A mate of mine who runs a nitro drag bike uses some stuff from the Us military aircraft scene,swears by it ,which kinda means something as the nitro methane fuel eats everything apparently !!!! Will get the name and post ..........gonna use up the duckoil and find alternative .It seems to thin off ok once you get going ok when it warms .

Have to confess it does make some super smoke when you put a spot on the job too,very juvenile i know but such fun :big:


----------



## mu38&Bg# (Oct 8, 2009)

Anyone use Corrosion-X? I have some for RC engines. I haven't tried it for rust protection yet as I have an aerosol can and it's just messy. I have Boeshield and for long term storage it's great. Other parts get a dip in kerosene-motor oil.

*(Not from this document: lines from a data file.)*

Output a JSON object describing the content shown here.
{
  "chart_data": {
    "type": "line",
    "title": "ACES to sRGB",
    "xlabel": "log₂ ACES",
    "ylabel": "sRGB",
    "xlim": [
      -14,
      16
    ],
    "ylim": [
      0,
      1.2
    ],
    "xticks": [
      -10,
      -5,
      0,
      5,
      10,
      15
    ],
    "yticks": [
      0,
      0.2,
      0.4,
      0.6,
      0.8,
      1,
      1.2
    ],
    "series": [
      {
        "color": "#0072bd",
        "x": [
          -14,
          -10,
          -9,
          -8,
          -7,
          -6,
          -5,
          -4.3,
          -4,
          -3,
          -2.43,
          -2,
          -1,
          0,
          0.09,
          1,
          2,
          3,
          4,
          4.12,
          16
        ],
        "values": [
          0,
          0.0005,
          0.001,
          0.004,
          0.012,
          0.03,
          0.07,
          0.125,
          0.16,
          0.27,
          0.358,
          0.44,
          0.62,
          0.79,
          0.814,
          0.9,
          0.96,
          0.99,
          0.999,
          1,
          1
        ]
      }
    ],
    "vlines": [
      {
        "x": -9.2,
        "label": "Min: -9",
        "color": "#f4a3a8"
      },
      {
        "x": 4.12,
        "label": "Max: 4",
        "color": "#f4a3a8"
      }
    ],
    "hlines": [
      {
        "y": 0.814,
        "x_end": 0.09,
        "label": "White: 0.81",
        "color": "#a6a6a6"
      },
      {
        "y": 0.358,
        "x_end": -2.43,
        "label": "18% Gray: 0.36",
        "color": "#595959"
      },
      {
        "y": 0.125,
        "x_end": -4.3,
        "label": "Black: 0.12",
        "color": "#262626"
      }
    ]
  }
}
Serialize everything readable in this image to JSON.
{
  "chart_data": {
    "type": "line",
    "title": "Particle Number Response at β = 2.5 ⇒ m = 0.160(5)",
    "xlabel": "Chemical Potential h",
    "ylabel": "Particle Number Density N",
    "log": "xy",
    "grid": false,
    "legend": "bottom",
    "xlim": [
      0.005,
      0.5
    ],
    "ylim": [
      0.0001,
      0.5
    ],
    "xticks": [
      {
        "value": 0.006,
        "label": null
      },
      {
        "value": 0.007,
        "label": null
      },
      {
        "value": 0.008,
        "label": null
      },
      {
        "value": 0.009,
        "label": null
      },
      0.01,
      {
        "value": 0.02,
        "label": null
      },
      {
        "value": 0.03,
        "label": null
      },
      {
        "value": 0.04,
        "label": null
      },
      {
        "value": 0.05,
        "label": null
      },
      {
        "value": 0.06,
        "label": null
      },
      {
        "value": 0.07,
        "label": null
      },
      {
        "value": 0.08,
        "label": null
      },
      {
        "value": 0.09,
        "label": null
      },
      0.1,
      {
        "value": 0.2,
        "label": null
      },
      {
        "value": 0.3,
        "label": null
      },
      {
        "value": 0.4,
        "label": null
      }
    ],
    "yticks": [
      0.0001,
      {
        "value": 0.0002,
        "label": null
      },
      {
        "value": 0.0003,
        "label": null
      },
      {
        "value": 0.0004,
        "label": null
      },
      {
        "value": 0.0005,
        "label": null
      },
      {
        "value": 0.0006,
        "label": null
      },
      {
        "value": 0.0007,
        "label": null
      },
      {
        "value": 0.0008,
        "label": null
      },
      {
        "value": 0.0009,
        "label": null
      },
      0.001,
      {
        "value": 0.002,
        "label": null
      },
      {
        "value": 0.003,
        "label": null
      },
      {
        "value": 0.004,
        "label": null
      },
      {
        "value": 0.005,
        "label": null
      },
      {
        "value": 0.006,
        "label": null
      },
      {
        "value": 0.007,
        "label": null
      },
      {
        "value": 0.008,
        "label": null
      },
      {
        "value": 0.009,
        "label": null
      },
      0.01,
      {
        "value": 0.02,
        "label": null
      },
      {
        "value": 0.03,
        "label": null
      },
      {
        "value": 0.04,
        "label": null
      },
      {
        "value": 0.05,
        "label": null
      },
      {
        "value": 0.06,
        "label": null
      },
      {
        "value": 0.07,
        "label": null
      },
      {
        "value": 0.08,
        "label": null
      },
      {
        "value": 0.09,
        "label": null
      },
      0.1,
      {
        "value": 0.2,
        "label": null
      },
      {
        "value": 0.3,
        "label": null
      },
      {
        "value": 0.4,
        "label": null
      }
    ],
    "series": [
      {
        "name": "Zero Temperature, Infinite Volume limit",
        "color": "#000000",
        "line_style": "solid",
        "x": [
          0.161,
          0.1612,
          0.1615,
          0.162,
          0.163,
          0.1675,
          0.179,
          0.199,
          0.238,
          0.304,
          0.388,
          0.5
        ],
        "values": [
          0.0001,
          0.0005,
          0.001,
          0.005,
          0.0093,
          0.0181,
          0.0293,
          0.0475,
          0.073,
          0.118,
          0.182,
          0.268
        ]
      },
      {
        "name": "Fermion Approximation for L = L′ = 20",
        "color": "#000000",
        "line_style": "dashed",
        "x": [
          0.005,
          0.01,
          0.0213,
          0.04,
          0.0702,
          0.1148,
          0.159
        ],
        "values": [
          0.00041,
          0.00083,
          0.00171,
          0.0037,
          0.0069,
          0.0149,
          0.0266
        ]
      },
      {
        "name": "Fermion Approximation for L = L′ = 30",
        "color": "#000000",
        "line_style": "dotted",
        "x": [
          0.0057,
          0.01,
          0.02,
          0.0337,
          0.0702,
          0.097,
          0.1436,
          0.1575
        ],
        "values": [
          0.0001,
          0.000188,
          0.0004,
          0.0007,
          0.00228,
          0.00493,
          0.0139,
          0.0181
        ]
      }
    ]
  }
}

http://www.corrosionx.com/marine.html


----------



## Artie (Oct 8, 2009)

A simple one from days using rc aero engines..we used and expensive 'after-run' oil to reduce the damage by residual nitro. It worked great but was expensive... then a local modeller (a chemist) had a look at it and found it to be.... auto trans fluid and kerosine...doh.... works really well and stops rust in my climes... not severe either way though... might help you 50/50 mix.

Good luck.....


----------



## cobra428 (Oct 8, 2009)

I was using Marvel Mystery Oil as my "After Run" oil in my airplanes It works. I have engine that start and run great. Some 20~30 years old.

Tony


----------



## chillybilly (Oct 9, 2009)

Have comenced use of the duck oil ,even bought a little brass sprayer ;D

Regards stopping the rust it is mustard ,it solidifys slightly ,to a waxy covering which seems to work realy well .Does require a quick wipe off the slides before use to stop it building up on the wipers ,close obsevations to check that its not collecting bits and wrecking my slides are being carried out .

Seems best to get rid of all the bits before oiling up too ,saves getting them in your hands when you wipe it off !!!!! Every day a school day :big:


----------